I checked out of my room at the Clontarf Castle Hotel at noon and left my bags at the front desk. I was determined to have one more cappuccino at 3fE before I left for Glasgow.
My flight was not until 16.20, so I had enough time to take the bus downtown, exit at Abbey Street, and walk all the way to Grand Canal Street where the coffee house was located. Or so I thought.
Zigzagging through the streets, I wondered if I'd make it. Had I only walked along the River Liffey before having to turn right, I would have saved myself much time and been able to enjoy my coffee. Instead, I took a few too many turns and had but 5 minutes to hurriedly drink up the cappuccino.
I was looking forward to having another scone, but since they had just sold the last one before I arrived I had to look for another option. I looked at the array of desserts laid out before me and thought they all looked good. I remember looking up at the board and noticing the roast pumpkin soup. That also sounded good. In my haste, I unwisely chose a caramel chocolate brownie. Unwise in the sense that it was a calorie bomb and not something I could finish eating. It was also something I rarely ate. The soup would have been a much better option.
Although hurried, I was glad to have had one more coffee at 3fE. But now I had to hurry back to the bus. My sense of direction is usually pretty good, so I trusted it and ended up walking straight down one of the streets off of Grand Canal Street towards River Liffey. I made it to the station and waited the 13 minutes until bus 130 arrived.

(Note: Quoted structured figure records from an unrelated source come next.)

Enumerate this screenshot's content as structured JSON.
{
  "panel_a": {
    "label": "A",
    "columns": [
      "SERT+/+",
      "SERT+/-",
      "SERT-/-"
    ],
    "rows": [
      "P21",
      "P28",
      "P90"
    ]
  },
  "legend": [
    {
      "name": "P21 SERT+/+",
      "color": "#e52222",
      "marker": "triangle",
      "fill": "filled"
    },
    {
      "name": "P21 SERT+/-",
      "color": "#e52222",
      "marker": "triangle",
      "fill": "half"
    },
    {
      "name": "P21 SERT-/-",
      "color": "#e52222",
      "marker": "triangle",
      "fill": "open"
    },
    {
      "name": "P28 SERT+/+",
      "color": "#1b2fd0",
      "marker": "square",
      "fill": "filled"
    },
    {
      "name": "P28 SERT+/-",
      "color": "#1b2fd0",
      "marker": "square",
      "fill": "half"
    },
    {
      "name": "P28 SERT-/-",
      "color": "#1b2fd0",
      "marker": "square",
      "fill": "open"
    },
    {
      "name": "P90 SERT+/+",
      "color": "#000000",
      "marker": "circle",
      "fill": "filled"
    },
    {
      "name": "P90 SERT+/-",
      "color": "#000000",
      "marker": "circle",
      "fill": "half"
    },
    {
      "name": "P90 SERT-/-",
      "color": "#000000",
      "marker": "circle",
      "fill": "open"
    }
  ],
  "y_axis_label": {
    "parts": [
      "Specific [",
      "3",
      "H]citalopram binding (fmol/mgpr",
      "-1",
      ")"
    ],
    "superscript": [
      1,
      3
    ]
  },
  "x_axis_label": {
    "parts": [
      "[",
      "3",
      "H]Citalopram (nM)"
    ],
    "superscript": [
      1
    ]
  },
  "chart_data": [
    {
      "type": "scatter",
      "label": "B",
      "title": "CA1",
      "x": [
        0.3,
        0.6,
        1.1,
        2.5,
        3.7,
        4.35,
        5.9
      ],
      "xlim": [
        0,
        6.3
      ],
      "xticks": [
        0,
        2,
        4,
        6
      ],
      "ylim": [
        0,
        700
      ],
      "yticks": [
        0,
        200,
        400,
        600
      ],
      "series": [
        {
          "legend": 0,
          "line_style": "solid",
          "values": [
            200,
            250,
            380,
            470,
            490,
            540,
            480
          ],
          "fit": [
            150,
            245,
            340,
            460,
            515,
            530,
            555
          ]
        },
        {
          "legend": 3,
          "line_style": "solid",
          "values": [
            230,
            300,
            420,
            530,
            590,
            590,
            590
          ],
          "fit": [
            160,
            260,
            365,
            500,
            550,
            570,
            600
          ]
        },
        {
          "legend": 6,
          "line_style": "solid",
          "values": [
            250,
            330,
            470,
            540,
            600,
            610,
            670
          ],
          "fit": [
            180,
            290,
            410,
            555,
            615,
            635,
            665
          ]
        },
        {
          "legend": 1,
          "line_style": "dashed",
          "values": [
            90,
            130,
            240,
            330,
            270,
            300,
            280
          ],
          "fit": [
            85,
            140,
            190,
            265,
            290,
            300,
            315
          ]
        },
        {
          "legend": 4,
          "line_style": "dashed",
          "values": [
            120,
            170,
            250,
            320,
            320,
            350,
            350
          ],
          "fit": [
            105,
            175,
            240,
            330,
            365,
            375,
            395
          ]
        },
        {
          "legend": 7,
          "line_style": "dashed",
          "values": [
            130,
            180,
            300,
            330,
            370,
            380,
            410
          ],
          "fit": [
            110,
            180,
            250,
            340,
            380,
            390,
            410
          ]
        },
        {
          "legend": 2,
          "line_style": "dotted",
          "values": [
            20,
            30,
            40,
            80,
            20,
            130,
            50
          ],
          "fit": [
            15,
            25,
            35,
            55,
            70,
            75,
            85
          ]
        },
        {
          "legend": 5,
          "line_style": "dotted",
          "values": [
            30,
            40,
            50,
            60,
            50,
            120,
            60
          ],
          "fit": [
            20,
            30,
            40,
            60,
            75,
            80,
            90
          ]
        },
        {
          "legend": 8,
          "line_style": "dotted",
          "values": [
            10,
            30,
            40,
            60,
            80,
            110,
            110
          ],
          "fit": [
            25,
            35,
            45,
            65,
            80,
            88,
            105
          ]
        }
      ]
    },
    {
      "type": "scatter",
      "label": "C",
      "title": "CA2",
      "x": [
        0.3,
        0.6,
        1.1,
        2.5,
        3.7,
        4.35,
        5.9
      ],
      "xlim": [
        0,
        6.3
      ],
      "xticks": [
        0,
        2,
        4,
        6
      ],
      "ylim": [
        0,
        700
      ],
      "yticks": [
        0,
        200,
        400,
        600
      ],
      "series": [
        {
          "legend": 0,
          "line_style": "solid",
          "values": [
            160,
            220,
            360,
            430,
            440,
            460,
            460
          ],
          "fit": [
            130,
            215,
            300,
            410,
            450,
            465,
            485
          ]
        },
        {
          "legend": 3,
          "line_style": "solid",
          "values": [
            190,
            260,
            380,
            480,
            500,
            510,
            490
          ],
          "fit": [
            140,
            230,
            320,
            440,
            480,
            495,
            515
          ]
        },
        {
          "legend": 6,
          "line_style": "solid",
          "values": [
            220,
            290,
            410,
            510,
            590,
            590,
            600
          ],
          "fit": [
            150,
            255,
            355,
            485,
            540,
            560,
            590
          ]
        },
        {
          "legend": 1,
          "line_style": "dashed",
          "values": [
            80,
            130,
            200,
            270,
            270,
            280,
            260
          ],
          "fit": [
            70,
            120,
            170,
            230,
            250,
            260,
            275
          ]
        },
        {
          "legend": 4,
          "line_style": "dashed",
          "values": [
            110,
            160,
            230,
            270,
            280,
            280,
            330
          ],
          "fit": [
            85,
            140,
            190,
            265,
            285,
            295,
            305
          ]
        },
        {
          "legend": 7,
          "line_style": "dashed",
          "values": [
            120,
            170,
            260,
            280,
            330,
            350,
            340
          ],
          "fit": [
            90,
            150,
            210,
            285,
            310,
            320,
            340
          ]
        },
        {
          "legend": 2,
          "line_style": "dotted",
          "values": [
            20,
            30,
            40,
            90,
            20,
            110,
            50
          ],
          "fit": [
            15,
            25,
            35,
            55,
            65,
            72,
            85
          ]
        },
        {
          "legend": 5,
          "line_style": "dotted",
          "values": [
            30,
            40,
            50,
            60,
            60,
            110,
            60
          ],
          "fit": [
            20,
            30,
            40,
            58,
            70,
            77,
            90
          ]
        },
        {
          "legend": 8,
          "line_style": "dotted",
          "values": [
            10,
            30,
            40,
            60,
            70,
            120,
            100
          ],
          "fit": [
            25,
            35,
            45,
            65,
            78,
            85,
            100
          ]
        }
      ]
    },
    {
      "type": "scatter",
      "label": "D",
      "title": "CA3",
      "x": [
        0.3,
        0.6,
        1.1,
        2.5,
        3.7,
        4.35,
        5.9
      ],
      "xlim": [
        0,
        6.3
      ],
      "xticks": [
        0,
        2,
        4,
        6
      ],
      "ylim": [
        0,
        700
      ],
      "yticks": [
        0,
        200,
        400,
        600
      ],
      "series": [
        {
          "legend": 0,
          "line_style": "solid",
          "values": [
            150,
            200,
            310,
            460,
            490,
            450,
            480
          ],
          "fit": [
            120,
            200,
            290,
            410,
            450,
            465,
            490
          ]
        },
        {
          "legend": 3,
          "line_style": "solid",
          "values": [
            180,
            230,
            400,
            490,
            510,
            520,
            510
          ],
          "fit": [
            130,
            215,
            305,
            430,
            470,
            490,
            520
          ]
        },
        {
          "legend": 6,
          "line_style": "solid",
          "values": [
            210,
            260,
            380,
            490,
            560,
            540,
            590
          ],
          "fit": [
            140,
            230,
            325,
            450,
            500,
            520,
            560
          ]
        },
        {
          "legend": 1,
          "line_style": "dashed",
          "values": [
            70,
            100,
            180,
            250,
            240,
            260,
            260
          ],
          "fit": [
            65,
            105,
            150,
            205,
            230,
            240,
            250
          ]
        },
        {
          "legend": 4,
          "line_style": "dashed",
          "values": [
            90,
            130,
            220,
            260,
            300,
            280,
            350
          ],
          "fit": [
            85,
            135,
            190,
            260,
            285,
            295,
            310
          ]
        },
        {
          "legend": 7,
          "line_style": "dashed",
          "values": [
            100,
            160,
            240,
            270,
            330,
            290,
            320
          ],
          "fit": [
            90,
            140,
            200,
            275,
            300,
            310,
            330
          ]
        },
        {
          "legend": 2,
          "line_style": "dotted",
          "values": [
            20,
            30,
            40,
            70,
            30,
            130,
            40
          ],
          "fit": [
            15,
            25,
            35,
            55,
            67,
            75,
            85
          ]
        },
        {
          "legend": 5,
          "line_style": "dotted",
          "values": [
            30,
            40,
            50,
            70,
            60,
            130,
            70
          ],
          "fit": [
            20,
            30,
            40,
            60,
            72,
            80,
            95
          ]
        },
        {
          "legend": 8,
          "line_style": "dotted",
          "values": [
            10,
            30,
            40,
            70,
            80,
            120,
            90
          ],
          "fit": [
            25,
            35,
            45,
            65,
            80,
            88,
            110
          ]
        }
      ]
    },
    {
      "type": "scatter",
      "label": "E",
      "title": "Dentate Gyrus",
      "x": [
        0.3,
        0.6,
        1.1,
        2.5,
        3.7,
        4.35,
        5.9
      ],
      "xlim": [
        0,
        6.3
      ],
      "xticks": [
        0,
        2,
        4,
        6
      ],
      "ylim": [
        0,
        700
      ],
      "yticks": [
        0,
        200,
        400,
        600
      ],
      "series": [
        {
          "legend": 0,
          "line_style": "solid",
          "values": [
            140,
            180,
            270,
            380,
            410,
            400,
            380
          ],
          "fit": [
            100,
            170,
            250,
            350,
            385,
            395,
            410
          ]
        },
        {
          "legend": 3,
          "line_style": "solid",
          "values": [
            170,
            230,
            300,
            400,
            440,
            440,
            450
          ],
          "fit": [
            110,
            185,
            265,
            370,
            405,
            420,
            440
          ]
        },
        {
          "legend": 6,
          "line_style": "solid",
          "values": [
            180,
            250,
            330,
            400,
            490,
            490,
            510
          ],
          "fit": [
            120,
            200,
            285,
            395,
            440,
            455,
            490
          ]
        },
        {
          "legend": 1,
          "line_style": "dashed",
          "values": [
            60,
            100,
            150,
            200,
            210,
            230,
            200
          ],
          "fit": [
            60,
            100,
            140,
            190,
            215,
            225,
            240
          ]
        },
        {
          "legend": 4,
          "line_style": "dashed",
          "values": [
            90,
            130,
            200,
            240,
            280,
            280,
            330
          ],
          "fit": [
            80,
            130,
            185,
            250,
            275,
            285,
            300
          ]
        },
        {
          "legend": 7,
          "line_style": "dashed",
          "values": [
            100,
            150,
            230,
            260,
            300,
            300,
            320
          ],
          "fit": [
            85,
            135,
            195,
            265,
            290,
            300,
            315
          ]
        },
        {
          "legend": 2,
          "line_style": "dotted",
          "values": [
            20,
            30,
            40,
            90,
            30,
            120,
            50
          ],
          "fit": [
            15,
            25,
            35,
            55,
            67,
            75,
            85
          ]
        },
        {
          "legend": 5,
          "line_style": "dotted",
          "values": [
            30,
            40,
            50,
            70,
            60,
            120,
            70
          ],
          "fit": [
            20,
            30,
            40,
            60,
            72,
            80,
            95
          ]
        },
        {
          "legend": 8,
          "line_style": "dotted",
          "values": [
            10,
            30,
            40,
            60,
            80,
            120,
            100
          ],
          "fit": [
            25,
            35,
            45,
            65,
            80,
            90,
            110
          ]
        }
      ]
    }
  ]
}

Once back at the hotel, I got a taxi to the airport. Heavy traffic kept me looking at the meter in panic, but despite the 30 Euros it cost to get to the airport, it was a better option than walking to the bus stop and taking two buses - with luggage.
The flight was a rather short one to Glasgow - less than 2 hours. It was already dark when I arrived and I quickly found the bus to take me to City Centre. I would be staying at the Grand Central Hotel for the next two nights and this was a perfect place to stay.
The wide marble staircase was impressive. It was mostly covered with a purplish carpet but you could still see the marble on the sides. Most impressive was the 4-story purple and clear glass bead chandelier. Then there are the hallways. The widest I've ever seen in any hotel.
As I walked into room 414, I noticed that the staff had read my request to be both on a higher floor and in a room overlooking the train station as both requests were granted. Surprisingly one could hardly hear much coming from the train station. The bathroom was almost as large as the entire room I had at the hotel in Dublin, the most prominent feature being the metal towel warmer. It's not something I have back home, so it was nice to have during my stay.
Glancing over the Tempus Restaurant menu that was left on the desk, I decided I would give Scotland another chance at their food. The first dinner I had in Edinburgh did not give me much hope. Walking down the close to 150 stairs to the restaurant, I walked into another beautiful scene. The restaurant was small and elegant, yet one could hardly find a seat that night.
Dining alone did not scare me. I was seated next to a couple who seemed to enjoy their time together. At one point I struck up a conversation as I inquired about the dessert the man was having. He confirmed that it was the apple and plum crumble with cinnamon dusted vanilla ice cream and encouraged me to order one. I did, albeit I hardly had any room left in my belly to consume one more morsel of food.
The dinner. Since the cappuccino and brownie were the only 'food' I had all day, I was ready to order everything on the menu. And I almost did. I started with the cherry-tomato focaccia with oil and vinegar and moved to the soup. As I'd never eaten anything with butternut squash in any form, I decided to try something new. After the first spoonful, I wondered why I'd never had soup like this before. It was a superb roasted butternut squash soup.
The wait staff circled the rooms attending to the guests. I noticed some were wearing white gloves as they brought the food to tables. Sipping my wine, I wondered if my filet would be as I'd ordered. Although I realize nobody in their right mind orders a filet, or any kind of meat, well done with no pink remaining, mine was exactly as I'd ordered. The creamy peppercorn sauce that accompanied it was seasoned perfectly and the potato wedges tasted like potatoes, as strange as that might sound. The onion rings were good too and I even dared to eat the grilled mushroom that laid alongside the filet. Mushrooms are not something I eat - ever - but this version I enjoyed.
Then came time for dessert. A perfect ending to another day in a new place.